Byte Latent Transformerとは

Byte Latent Transformerとは、文章を語の単位に区切る下ごしらえ(トークン化)をやめ、生のバイト(文字を表す最小の数値単位)を直接あつかうLLMの方式です。Meta(旧Facebook)の研究チームが2024年12月に公開しました。略してBLTとも呼ばれます。

難しい所だけ細かく見る

BLTはバイトを「パッチ(かたまり)」にまとめて処理しますが、まとめ方を一律にはしません。予測が難しい箇所は細かく、簡単な箇所は大きくまとめ、難所に計算を集中させます。人が易しい文を流し読みし、込み入った所で立ち止まるのに似た発想でしょう。論文では推論コストが同じ条件でトークン方式より良い伸びを示し、8Bパラメータ規模まで検証されました。なお2024年12月公開の研究で、広く実用化された標準ではありません。

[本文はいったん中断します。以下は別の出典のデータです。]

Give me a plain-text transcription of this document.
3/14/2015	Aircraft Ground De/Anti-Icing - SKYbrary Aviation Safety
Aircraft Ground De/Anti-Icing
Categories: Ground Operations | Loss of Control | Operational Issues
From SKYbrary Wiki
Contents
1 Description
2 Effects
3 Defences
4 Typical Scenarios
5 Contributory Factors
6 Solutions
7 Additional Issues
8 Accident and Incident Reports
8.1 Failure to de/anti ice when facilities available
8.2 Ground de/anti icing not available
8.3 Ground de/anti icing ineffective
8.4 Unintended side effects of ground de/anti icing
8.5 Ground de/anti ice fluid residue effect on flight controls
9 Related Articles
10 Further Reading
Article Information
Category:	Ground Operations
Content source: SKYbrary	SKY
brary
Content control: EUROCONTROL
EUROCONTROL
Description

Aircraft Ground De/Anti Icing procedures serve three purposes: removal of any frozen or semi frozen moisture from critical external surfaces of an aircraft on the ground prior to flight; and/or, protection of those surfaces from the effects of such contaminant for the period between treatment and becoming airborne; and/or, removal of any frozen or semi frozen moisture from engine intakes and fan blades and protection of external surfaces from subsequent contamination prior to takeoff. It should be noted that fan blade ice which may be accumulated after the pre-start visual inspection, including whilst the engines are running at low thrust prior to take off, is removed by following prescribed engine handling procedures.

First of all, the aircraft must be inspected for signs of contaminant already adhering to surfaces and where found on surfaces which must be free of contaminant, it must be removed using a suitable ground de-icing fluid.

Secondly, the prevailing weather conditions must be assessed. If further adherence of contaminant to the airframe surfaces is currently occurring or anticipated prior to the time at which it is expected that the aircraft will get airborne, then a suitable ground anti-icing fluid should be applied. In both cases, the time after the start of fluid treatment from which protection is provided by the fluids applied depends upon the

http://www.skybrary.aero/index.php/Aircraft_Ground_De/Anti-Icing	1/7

TopicAIが文字を読む前の「下ごしらえ」をなくした

ふつうのLLMは、文章を扱う前に必ずトークンへ区切る下ごしらえ(トークナイザ)が前段にありました。BLTはこの工程自体をなくし、生のバイトから直接学びます。論文では、まれな表記や誤字を含むデータへの強さが改善したと報告。当たり前に置かれていた部品を外すという、発想の面白い研究でしょう。

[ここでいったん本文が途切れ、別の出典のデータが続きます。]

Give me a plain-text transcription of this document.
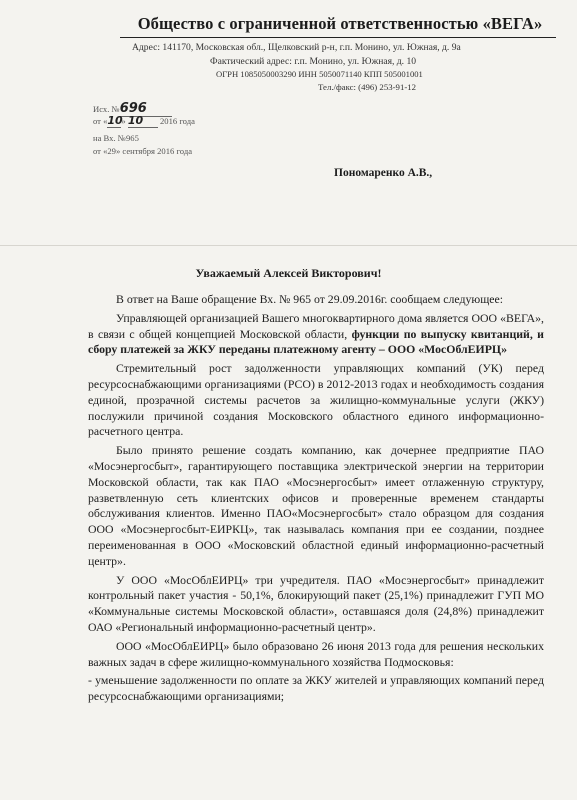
Общество с ограниченной ответственностью «ВЕГА»
Адрес: 141170, Московская обл., Щелковский р-н, г.п. Монино, ул. Южная, д. 9а
Фактический адрес: г.п. Монино, ул. Южная, д. 10
ОГРН 1085050003290 ИНН 5050071140 КПП 505001001
Тел./факс: (496) 253-91-12
Исх. №696
от «10» 10 2016 года
на Вх. №965
от «29» сентября 2016 года
Пономаренко А.В.,
Уважаемый Алексей Викторович!

В ответ на Ваше обращение Вх. № 965 от 29.09.2016г. сообщаем следующее:

Управляющей организацией Вашего многоквартирного дома является ООО «ВЕГА», в связи с общей концепцией Московской области, функции по выпуску квитанций, и сбору платежей за ЖКУ переданы платежному агенту – ООО «МосОблЕИРЦ»

Стремительный рост задолженности управляющих компаний (УК) перед ресурсоснабжающими организациями (РСО) в 2012-2013 годах и необходимость создания единой, прозрачной системы расчетов за жилищно-коммунальные услуги (ЖКУ) послужили причиной создания Московского областного единого информационно-расчетного центра.

Было принято решение создать компанию, как дочернее предприятие ПАО «Мосэнергосбыт», гарантирующего поставщика электрической энергии на территории Московской области, так как ПАО «Мосэнергосбыт» имеет отлаженную структуру, разветвленную сеть клиентских офисов и проверенные временем стандарты обслуживания клиентов. Именно ПАО«Мосэнергосбыт» стало образцом для создания ООО «Мосэнергосбыт-ЕИРКЦ», так называлась компания при ее создании, позднее переименованная в ООО «Московский областной единый информационно-расчетный центр».

У ООО «МосОблЕИРЦ» три учредителя. ПАО «Мосэнергосбыт» принадлежит контрольный пакет участия - 50,1%, блокирующий пакет (25,1%) принадлежит ГУП МО «Коммунальные системы Московской области», оставшаяся доля (24,8%) принадлежит ОАО «Региональный информационно-расчетный центр».

ООО «МосОблЕИРЦ» было образовано 26 июня 2013 года для решения нескольких важных задач в сфере жилищно-коммунального хозяйства Подмосковья:

- уменьшение задолженности по оплате за ЖКУ жителей и управляющих компаний перед ресурсоснабжающими организациями;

Byte Latent Transformerに関するよくある質問

バイトを直接あつかうと、扱える語彙に制限はないのですか?
トークン方式は事前に決めた辞書(トークンの一覧)に縛られますが、BLTはバイトから組み立てるため辞書を持ちません。未知の単語や絵文字なども原理的に表現できます。
BLTは既存のLLMをすぐ置き換えるのですか?
2024年12月公開の研究段階で、広く使われる標準ではありません。トークン化に頼らない新しい方向性を示した成果という位置づけです。